Coherism 与 ALFM：从量子引力到企业 AI 的反馈循环统一框架

David Ahmann's Coherism project explores two parallel research directions—Coherism (quantum gravity with coherent state backreaction) and ALFM (adaptive learning for enterprise AI)—unified by the core concept of feedback loops for structure emergence via error correction. This work reveals deep information-theoretic connections between fundamental physics and artificial intelligence, with both fields leveraging error correction to drive dynamic structure formation (spacetime geometry in physics, model behavior in AI).

Quantum gravity (studying spacetime and black holes) and enterprise AI (deploying frozen LLMs) seem unrelated, but the Coherism project bridges them. Coherism focuses on how quantum coherent states affect spacetime geometry, while ALFM addresses the challenge of making frozen LLMs learn from errors without retraining. Both share the underlying structure of feedback loops for error correction leading to structure emergence.

Coherism proposes a semi-classical gravity framework with an information stress tensor Θ_μν, where relative entropy S(ρ‖σ_β) (between quantum state ρ and reference state σ_β) acts as a gravity source. Key predictions:

• BEC density modulation difference (~1e-6) in acoustic black hole near-horizon regions.
• Differential observable ΔA ≈2.3e-7 (direct entropy injection measurement).
• Falsification: if ΔA <5e-8, the acoustic version is invalid. Technical validation includes scripts like bec_sonic_horizon_simulation.py (acoustic models) and gpe_protocol_simulation.py (1D GPE kernel with 0.5% precision).

ALFM solves frozen LLM issues (no instant learning, risk calibration, tenant isolation) via a wrapper architecture: User input → [Frozen backbone + NEP memory + Consensus engine] → Decision → Output/Reject Core components:

• NEP: Negative Evidence Prior (vectorized failure memory for self-doubt calibration).
• Consensus Engine: Multi-agent arbitration balancing intuition and rules.
• Three-Tier Adapters: Ensure safe learning and tenant isolation. ALFM-BEM extends it with bidirectional experience memory (stores success/failure, active learning for OOD inputs, bounded adapters for stability).

Coherism: Simulations validate predictions and quantify system errors; compatible with the Weak Equivalence Principle (WEP violation η_coh ~1e-30·α, below detection limits). ALFM: Medical scenario results:

• Failure retrieval F1: ~0.59; success retrieval rate: ~0.70 (bidirectional, unlike RAG).
• OOD detection AUC: ~1.0 (clustering mode).
• Rejection rate: from ~11.6% → ~2.5% (final window ~1.2%).
• Query gain: ~6.2% accuracy boost in high uncertainty. Key RAG difference: BEM stores experience with results (auto-learns from deployment, no manual curation) vs RAG's document storage.

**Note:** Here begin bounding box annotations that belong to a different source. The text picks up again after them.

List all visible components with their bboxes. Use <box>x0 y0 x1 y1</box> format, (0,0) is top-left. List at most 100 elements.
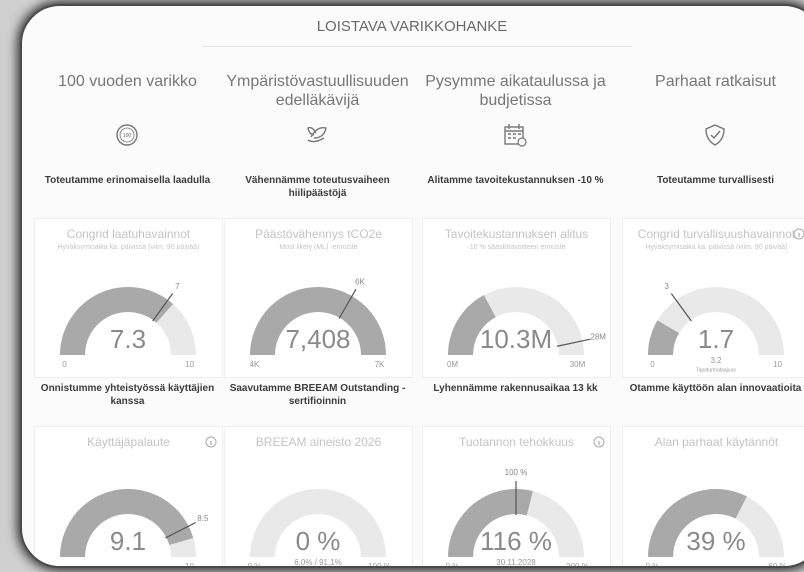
gauge-title: BREEAM aineisto 2026 <box>255 435 382 449</box>
gauge-value: 116 % <box>480 526 552 556</box>
gauge-note: Tapaturmataajuus <box>696 367 736 373</box>
gauge-track <box>648 287 784 355</box>
gauge-value-arc <box>448 295 496 355</box>
gauge-value: 7.3 <box>110 324 146 354</box>
gauge-value: 9.1 <box>110 526 146 556</box>
gauge-value-arc <box>250 287 386 355</box>
gauge-title: Congrid laatuhavainnot <box>66 227 191 241</box>
icon-circle <box>116 124 138 146</box>
column-icon <box>504 124 527 147</box>
goal-text: Saavutamme BREEAM Outstanding -sertifioi… <box>229 383 406 407</box>
gauge-target <box>338 288 357 319</box>
gauge-card: Congrid laatuhavainnot Hyväksymisaika ka.… <box>34 218 223 378</box>
gauge-value: 1.7 <box>698 324 734 354</box>
column: Pysymme aikataulussa ja budjetissa Alitam… <box>418 6 613 568</box>
gauge: 39 % 0 % 60 % <box>646 489 787 568</box>
gauge-tick-label: 60 % <box>768 562 786 568</box>
gauge-note: 3.2 <box>710 356 722 365</box>
gauge-tick-label: 200 % <box>566 562 589 568</box>
icon-clock <box>517 137 527 147</box>
column-title: Parhaat ratkaisut <box>655 73 776 90</box>
gauge-card: Käyttäjäpalaute 9.1 10 8.5 <box>34 426 223 568</box>
gauge-card: Congrid turvallisuushavainnot Hyväksymisa… <box>622 218 804 378</box>
column-icon: 100 <box>116 124 138 146</box>
gauge: 116 % 0 % 200 % 100 % 30.11.2028 <box>446 468 589 568</box>
goal-text: Onnistumme yhteistyössä käyttäjien kanss… <box>40 383 215 407</box>
gauge-value-arc <box>648 320 679 355</box>
goal-text: Lyhennämme rakennusaikaa 13 kk <box>433 383 598 394</box>
gauge-tick-label: 4K <box>250 360 260 369</box>
gauge-title: Käyttäjäpalaute <box>87 435 170 449</box>
gauge-tick-label: 0 % <box>446 562 460 568</box>
gauge-tick-label: 7K <box>375 360 385 369</box>
gauge-tick-label: 0 <box>650 360 655 369</box>
gauge-target <box>670 293 692 322</box>
info-icon <box>205 436 217 448</box>
column-title: Ympäristövastuullisuuden edelläkävijä <box>226 73 409 109</box>
gauge: 7.3 0 10 7 <box>60 282 196 369</box>
goal-text: Alitamme tavoitekustannuksen -10 % <box>427 175 604 186</box>
column-title: Pysymme aikataulussa ja budjetissa <box>425 73 606 109</box>
gauge-subtitle: -10 % säästötavoitteen ennuste <box>467 244 566 251</box>
gauge-track <box>250 489 386 557</box>
icon-calendar-lines <box>505 124 523 139</box>
gauge-card: Päästövähennys tCO2e Most likely (ML) -en… <box>224 218 413 378</box>
info-circle <box>205 436 217 448</box>
dashboard-title: LOISTAVA VARIKKOHANKE <box>316 18 508 35</box>
column-title: 100 vuoden varikko <box>58 73 197 90</box>
gauge-target <box>556 338 591 347</box>
gauge-value: 39 % <box>686 526 745 556</box>
gauge-value-arc <box>60 286 173 355</box>
info-icon <box>593 436 605 448</box>
icon-calendar <box>504 126 524 145</box>
gauge-subtitle: Most likely (ML) -ennuste <box>279 244 358 251</box>
gauge-tick-label: 0 % <box>646 562 660 568</box>
column: 100 vuoden varikko 100 Toteutamme erinomai… <box>30 6 225 568</box>
info-circle <box>593 436 605 448</box>
gauge-tick-label: 10 <box>773 360 782 369</box>
gauge-target <box>152 293 174 322</box>
gauge-target-label: 3 <box>664 282 669 291</box>
goal-text: Toteutamme turvallisesti <box>656 175 775 186</box>
gauge-card: Alan parhaat käytännöt 39 % 0 % 60 % <box>622 426 804 568</box>
gauge-tick-label: 10 <box>185 360 194 369</box>
gauge-subtitle: Hyväksymisaika ka. päivissä (viim. 90 pä… <box>57 244 200 251</box>
gauge-target-label: 8.5 <box>197 514 209 523</box>
column: Ympäristövastuullisuuden edelläkävijä Väh… <box>220 6 415 568</box>
gauge-title: Congrid turvallisuushavainnot <box>637 227 796 241</box>
gauge-title: Tuotannon tehokkuus <box>459 435 574 449</box>
icon-leaf <box>307 126 327 143</box>
icon-shield <box>705 124 725 146</box>
column: Parhaat ratkaisut Toteutamme turvallisest… <box>618 6 804 568</box>
gauge: 10.3M 0M 30M 28M <box>447 287 606 369</box>
gauge: 0 % 0 % 100 % 6,0% / 91,1% <box>248 489 391 568</box>
gauge: 1.7 0 10 3 3.2 Tapaturmataajuus <box>648 282 784 373</box>
gauge-target <box>165 521 196 539</box>
gauge-tick-label: 0 <box>62 360 67 369</box>
gauge-tick-label: 10 <box>185 562 194 568</box>
icon-text: 100 <box>123 133 132 139</box>
goal-text: Otamme käyttöön alan innovaatioita <box>629 383 802 394</box>
icon-circle <box>119 127 135 143</box>
gauge-tick-label: 100 % <box>368 562 391 568</box>
gauge-note: 6,0% / 91,1% <box>294 558 342 567</box>
gauge-value: 7,408 <box>285 324 350 354</box>
title-rule <box>202 46 632 47</box>
gauge-subtitle: Hyväksymisaika ka. päivissä (viim. 90 pä… <box>645 244 788 251</box>
gauge-target-label: 100 % <box>505 468 528 477</box>
gauge-value-arc <box>448 489 533 557</box>
gauge-title: Alan parhaat käytännöt <box>654 435 779 449</box>
gauge-target-label: 28M <box>590 333 606 342</box>
column-icon <box>705 124 725 146</box>
gauge-title: Tavoitekustannuksen alitus <box>444 227 589 241</box>
column-icon <box>307 126 327 143</box>
gauge-card: BREEAM aineisto 2026 0 % 0 % 100 % 6,0% / 91… <box>224 426 413 568</box>
gauge-target-label: 6K <box>355 277 365 286</box>
gauge-note: 30.11.2028 <box>496 558 536 567</box>
info-circle <box>793 228 804 240</box>
gauge-title: Päästövähennys tCO2e <box>255 227 382 241</box>
goal-text: Vähennämme toteutusvaiheen hiilipäästöjä <box>245 175 390 199</box>
gauge-value-arc <box>648 489 747 557</box>
gauge-value: 10.3M <box>480 324 552 354</box>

Coherism and ALFM share a core paradigm—structure emerges via continuous error correction:

Dimension	Coherism (Physics)	ALFM (AI)
Basic Object	Quantum state ρ & reference σ	Input query & experience memory
Core Metric	Relative entropy S(ρ‖σ)	Semantic similarity + risk signal
Feedback Mechanism	Info stress tensor backreaction	NEP update + adapter adjustment
Emergent Structure	Spacetime geometry correction	Model behavior improvement
Key Insight	Error correction → geometry	Error correction → intelligence
Both show structure is dynamic, not static—formed via ongoing error correction.

The project's value:

1. Cross-disciplinary unification: Basic physics and AI share conceptual foundations (feedback loops).
2. Feedback universality: Error correction may be a universal principle for complex system emergence.
3. Falsifiability: Both physics predictions and AI systems are verifiable/falsifiable.
4. Open science: Full open code (Zenodo DOIs) ensures reproducibility. Implications:

• Physics: Coherism offers a quantum-gravity interface testable via acoustic black hole experiments.
• AI: ALFM solves frozen LLM deployment pain points.
• Cross-disciplinary: Encourages bridging unrelated fields to find deep unities.